On Wed, Aug 14, 2002 at 12:40:30PM +1200, Tony Garnock-Jones wrote:
> scribe (available via the bigloo page) has worked *very* well for me
> in recent months. Full Scheme, compiles to LaTeX or HTML... the PDF
> it generates is goodlooking (as per Tex's usual) and the HTML is at least
> acceptable...
> 
> Maybe some kind of SXML-DSSSL hybrid monster?

LaTeX is supported everywhere and has books out there that explain it
to the ends of the earth. SXML-DSSSL sounds too buzzwordy and feels
like you'd be fighting with it instead of writing the docs--but that is
a totally unsubstantiated thought.

The only problem with LaTeX, is you cannot easily generate man pages
with them, so those would have to be done in nroff or something similar.
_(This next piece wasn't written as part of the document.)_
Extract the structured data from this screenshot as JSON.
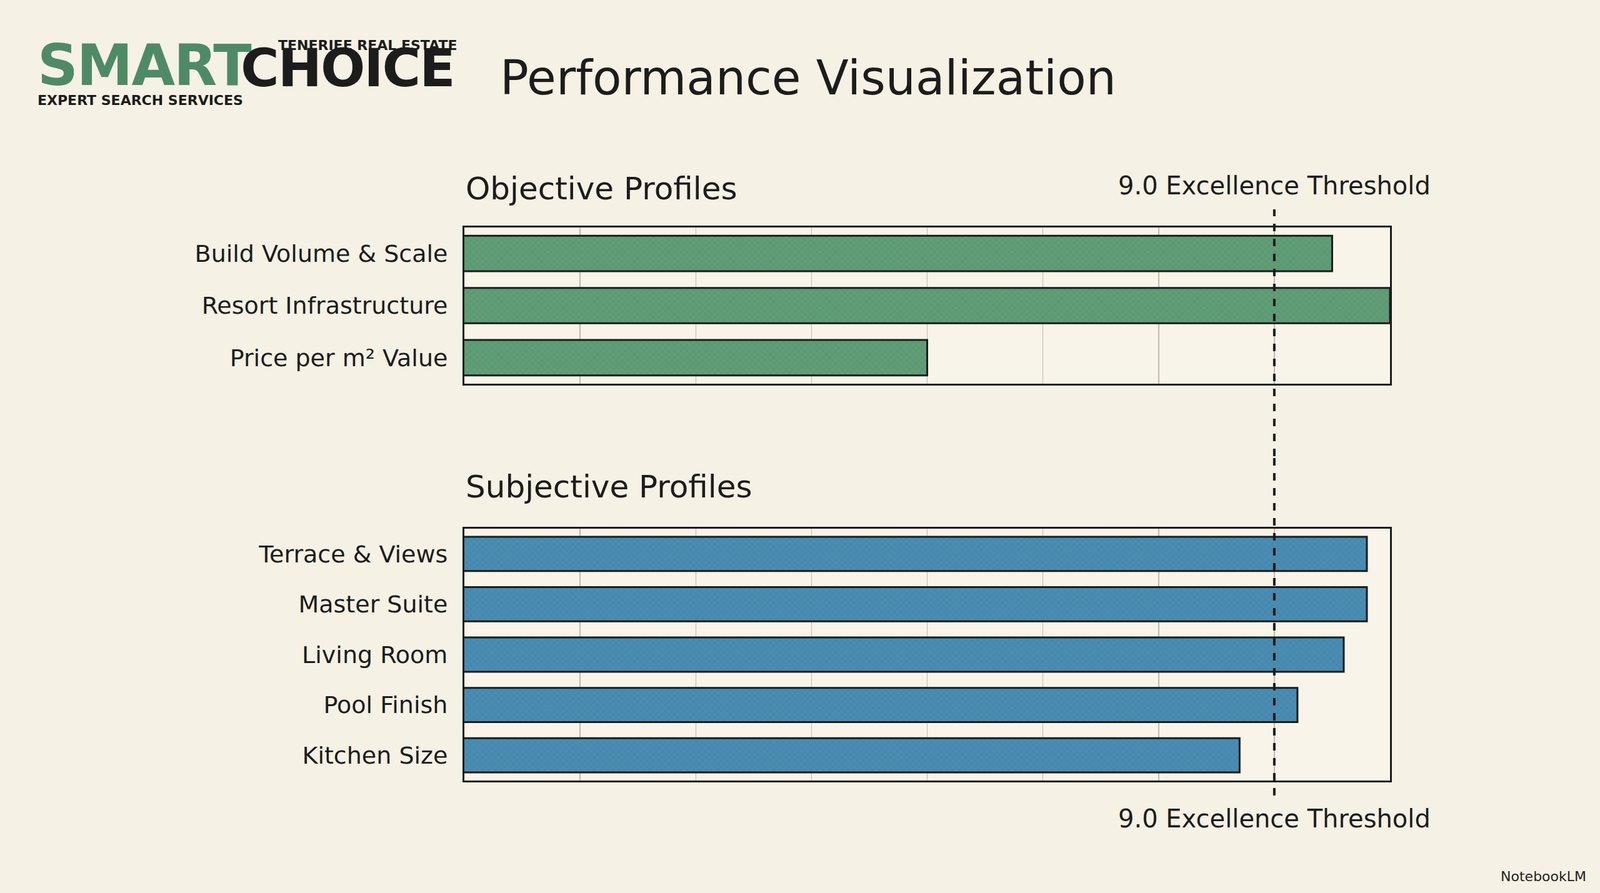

Scribe looks like a scheme representation of LaTeX. I might be convinced
that Scribe would be ok, but honestly, LaTeX is really good at describing
things like manuals for stuff.

Things like this irk me in scribe(which I haven't used, but have poked
through the manual):

Look at section 3.13 Enumerations.

(itemize (item [A first item.])
         (item [A ,(bold "second") one.])
         (item [Lists can be nested. For instance that item contains a
           ,(tt "description"):
           ,(description (item :key (bold "foo")
                               [is a usual Lisp dummy identifier.])
                         (item :key (bold "bar")
                               [is another one.])
                         (item :key (list (bold "foo") (bold "bar"))
                               [A description entry may contain more than
                                one keyword.]))])
         (item [The last ,(tt "itemize") entry contains an ,(tt "enumerate"):
           ,(enumerate (item "One.") (item "Two.") (item "Three."))]))
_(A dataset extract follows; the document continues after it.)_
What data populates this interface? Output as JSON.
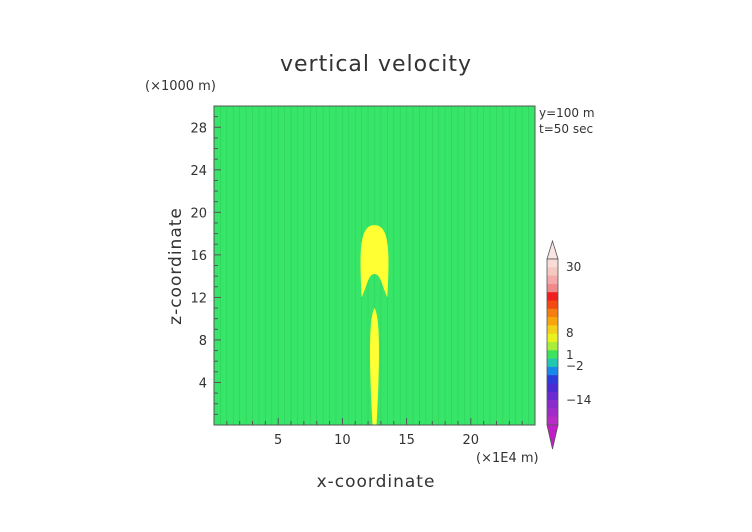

The equivalent(off the cuff) LaTeX would be:

\begin{itemize}
\item A first item
\item A \bf{second} item
        \begin{itemize}
        \item 
                Lists can be nested. For instance that item contains a 
\tt{description}:
        \item[\bf{foo}]
                is a usual Lisp dummy identifier.
        \item[\bf{bar}]
                is another one.
        \item[\bf{foo bar}]
                A description may contain more than one keyword.
        \item The late \tt{itemize} entry contains an \tt{enumerate}:
                \begin{enumerate}
                        \item One.
                        \item Two.
                        \item Three.
                \end{enumerate}
        \end{itemize}
\end{itemize}

While technically these two constructs:

\begin{itemize}
\end{itemize}

and 

(itemize ... )

are the same(the ')'parenthesis is like the closing \end{itemize}),
I feel that the "look and feel" of the manual description in Scribe
gets in the way from actually writing the manual. :) In LaTeX, the first
thing they teach you is to write the content first, and then go back and
"pretty it up". I don't know if the same can be said for scribe, where
you HAVE to write the document according to the stricter parsing rules
of Scribe(as comapred to scribe) before you can even see anything at all.
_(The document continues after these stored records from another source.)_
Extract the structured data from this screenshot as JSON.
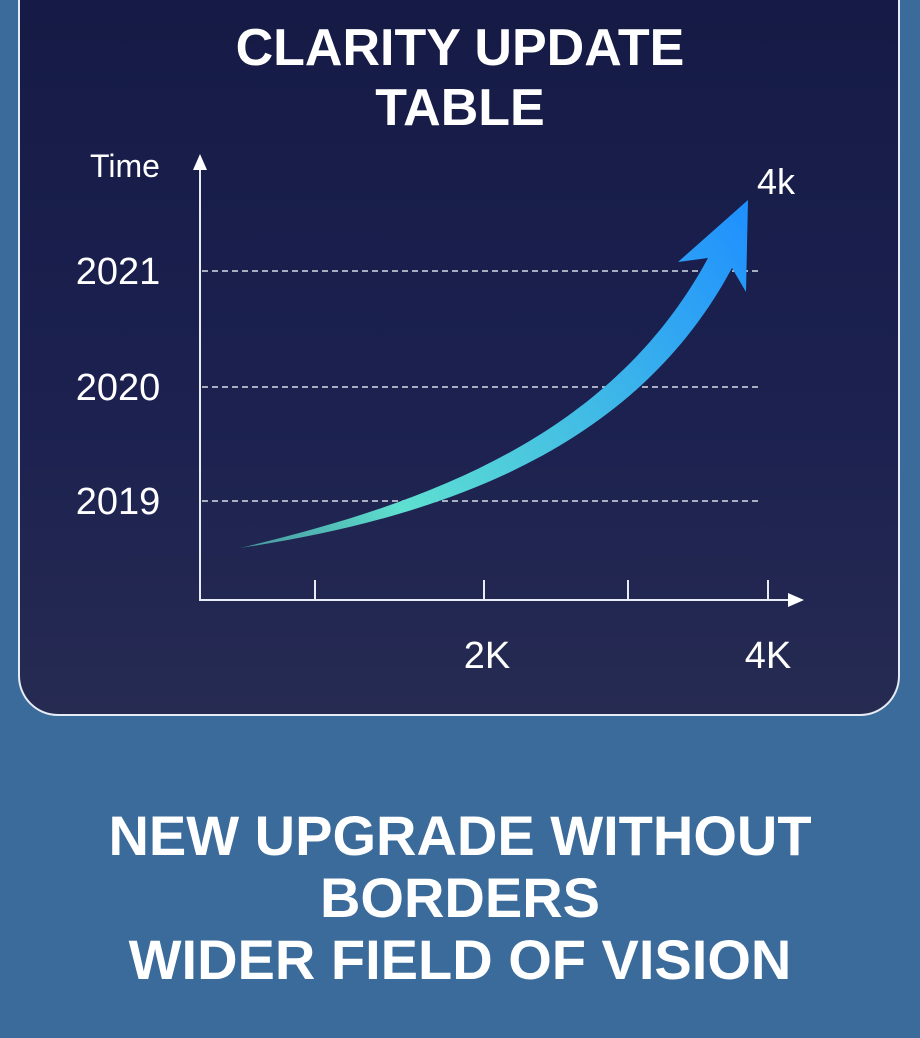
{
  "header": {
    "title_line1": "CLARITY UPDATE",
    "title_line2": "TABLE"
  },
  "chart_data": {
    "type": "line",
    "title": "CLARITY UPDATE TABLE",
    "ylabel": "Time",
    "y_ticks": [
      "2019",
      "2020",
      "2021"
    ],
    "x_ticks": [
      "2K",
      "4K"
    ],
    "grid": "horizontal dashed",
    "annotation": "4k",
    "series": [
      {
        "color_start": "#5ee0d0",
        "color_end": "#1e8fff"
      }
    ]
  },
  "footer": {
    "line1": "NEW UPGRADE WITHOUT",
    "line2": "BORDERS",
    "line3": "WIDER FIELD OF VISION"
  },
  "colors": {
    "background": "#3a6b9b",
    "panel": "#1a1f4c",
    "text": "#ffffff"
  }
}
That said, I'd still use Scribe because it basically is LaTeX, just with a
worse syntax for the problem domain it is representing->This is PURELY
a SUBJECTIVE view.

> I'm also interested in getting docstrings into Chicken somehow. How
> tricky do you think that might be, Felix?
> 
> (define (myfunction foo bar)
>   "Returns the result of mapping blorch over foo, followed by appending bar"
>   ...)

How does this handle multiline comments?

> (define (myfunction foo bar)
>   "Returns the result of mapping blorch over foo, followed by appending bar"
        "while sideffecting the qux object."